In another post, I will probably more fully cover the topic of ‘what harm could an AI do to a?’

In order to achieve enough transparency to ensure that AI use is safe, it may inadvertently make the use of it more unpleasant or bureaucratic, or may dissuade counsellors from using it when it could be beneficial. The higher the prevalence of use of AI by an organisation in individual cases?, the more they should be able to demonstrate how and why they are using AI ethically. In order to do this, it may involve a series of administrative processes, such as an AI risk register, maintaining a list of task-utility thresholds, adding and adjusting labels, seeking consent at each usage, environmental impact assessment, liability assessments, strategic planning, AI policy

processes etc. It may require further external validation or scoring of trustworthiness based on a history of trustworthy conduct (note to reader - a bit like insurers determine the cost of insurance based on a quantitative appraisal of prior risk factors).

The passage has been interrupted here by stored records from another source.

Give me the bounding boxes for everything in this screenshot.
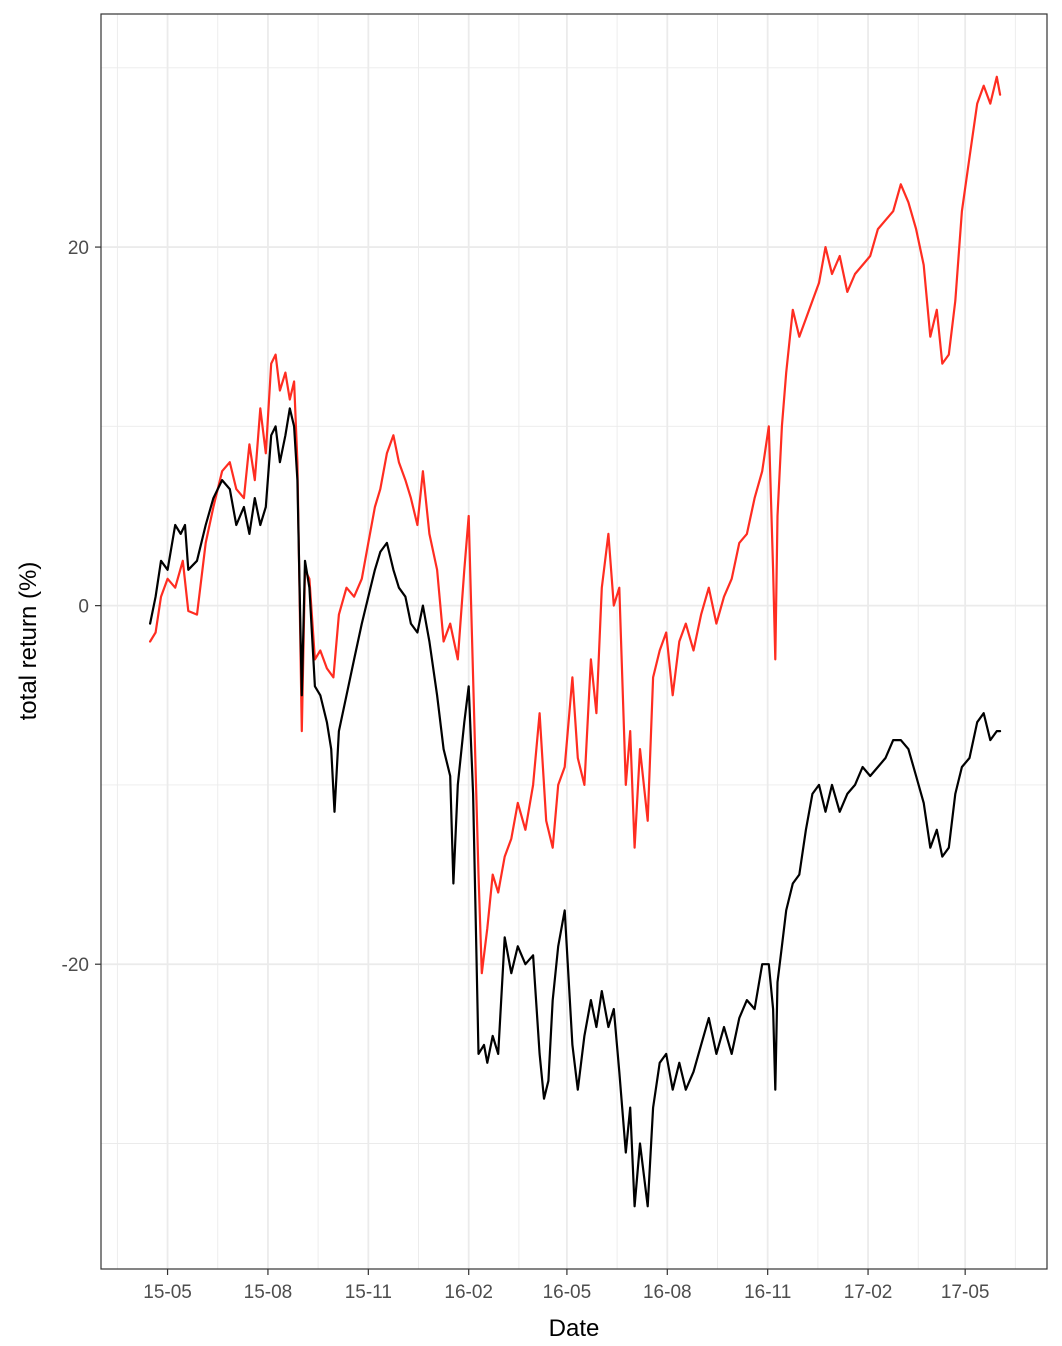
- y-tick-label: 20: [68, 238, 89, 259]
- x-tick-label: 16-02: [444, 1282, 493, 1303]
- x-tick-label: 16-08: [643, 1282, 692, 1303]
- plot-panel-border: [100, 13, 1048, 1270]
- series-line-black: [149, 407, 1002, 1208]
- x-axis-title: Date: [549, 1315, 600, 1342]
- x-tick-label: 15-11: [345, 1282, 392, 1303]
- grid-minor: [101, 14, 1047, 1269]
- x-tick-label: 16-11: [744, 1282, 791, 1303]
- x-tick-label: 15-08: [244, 1282, 293, 1303]
- series-line-red: [149, 75, 1002, 975]
- y-tick-label: -20: [62, 955, 89, 976]
- x-tick-label: 17-05: [941, 1282, 990, 1303]
- x-tick-label: 16-05: [543, 1282, 592, 1303]
- y-axis-title: total return (%): [15, 562, 42, 721]
- series-layer: [149, 75, 1002, 1208]
- x-tick-label: 17-02: [844, 1282, 893, 1303]
- y-tick-label: 0: [78, 597, 89, 618]
- x-axis: 15-05 15-08 15-11 16-02 16-05 16-08 16-11 17-02…: [143, 1269, 989, 1303]
- grid-major: [101, 14, 1047, 1269]
- x-tick-label: 15-05: [143, 1282, 192, 1303]
- plot-panel: [101, 14, 1047, 1269]
- y-axis: -20 0 20: [62, 238, 101, 976]
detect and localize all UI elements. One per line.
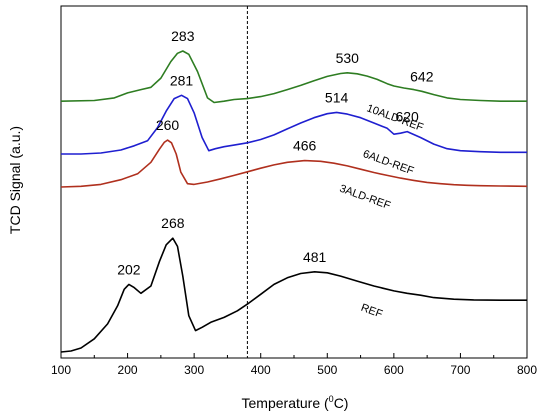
plot-border xyxy=(60,5,528,359)
x-axis-title-post: C) xyxy=(334,395,349,411)
series-line-10ald-ref xyxy=(60,50,527,104)
series-name-label: 3ALD-REF xyxy=(338,183,392,213)
series-name-label: 6ALD-REF xyxy=(361,148,415,178)
x-tick-label: 200 xyxy=(118,363,138,377)
series-name-label: REF xyxy=(359,302,384,321)
peak-label: 530 xyxy=(336,50,360,66)
peak-label: 620 xyxy=(395,109,419,125)
series-line-6ald-ref xyxy=(61,94,527,155)
peak-label: 281 xyxy=(170,72,194,88)
y-axis-title: TCD Signal (a.u.) xyxy=(7,126,23,234)
plot-frame xyxy=(60,5,528,359)
peak-label: 642 xyxy=(410,68,434,84)
x-tick-label: 600 xyxy=(384,363,404,377)
x-axis-title-sup: 0 xyxy=(329,394,334,404)
peak-label: 514 xyxy=(325,89,349,105)
x-tick-label: 500 xyxy=(317,363,337,377)
x-axis-title-pre: Temperature ( xyxy=(242,395,329,411)
x-tick-label: 800 xyxy=(517,363,537,377)
x-axis-ticks: 100 200 300 400 500 600 700 800 xyxy=(51,353,537,377)
peak-label: 268 xyxy=(161,215,185,231)
peak-label: 202 xyxy=(117,261,141,277)
peak-label: 466 xyxy=(293,138,317,154)
x-tick-label: 300 xyxy=(184,363,204,377)
series-line-3ald-ref xyxy=(60,139,528,188)
x-tick-label: 400 xyxy=(251,363,271,377)
peak-label: 283 xyxy=(171,28,195,44)
series-line-ref xyxy=(60,237,527,353)
x-tick-label: 100 xyxy=(51,363,71,377)
peak-label: 481 xyxy=(303,249,327,265)
peak-label: 260 xyxy=(156,117,180,133)
peak-labels: 283 530 642 281 514 620 260 466 202 268 481 xyxy=(117,28,433,277)
series-layer xyxy=(60,50,528,353)
x-tick-label: 700 xyxy=(450,363,470,377)
x-axis-title: Temperature (0C) xyxy=(242,394,349,411)
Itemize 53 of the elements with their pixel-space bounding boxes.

Perhaps better tools will be developed to establish trust worthiness with AI in counselling contexts, but at this stage, October 2024, it feels like using AI ethically might actually be quite hard work, and where there is hard work there is the desire for shortcuts. Counsellors may just decide not to disclose their AI usage. In order to prevent this, we should consider a duty to disclose AI use as a core responsibility for the counselling profession.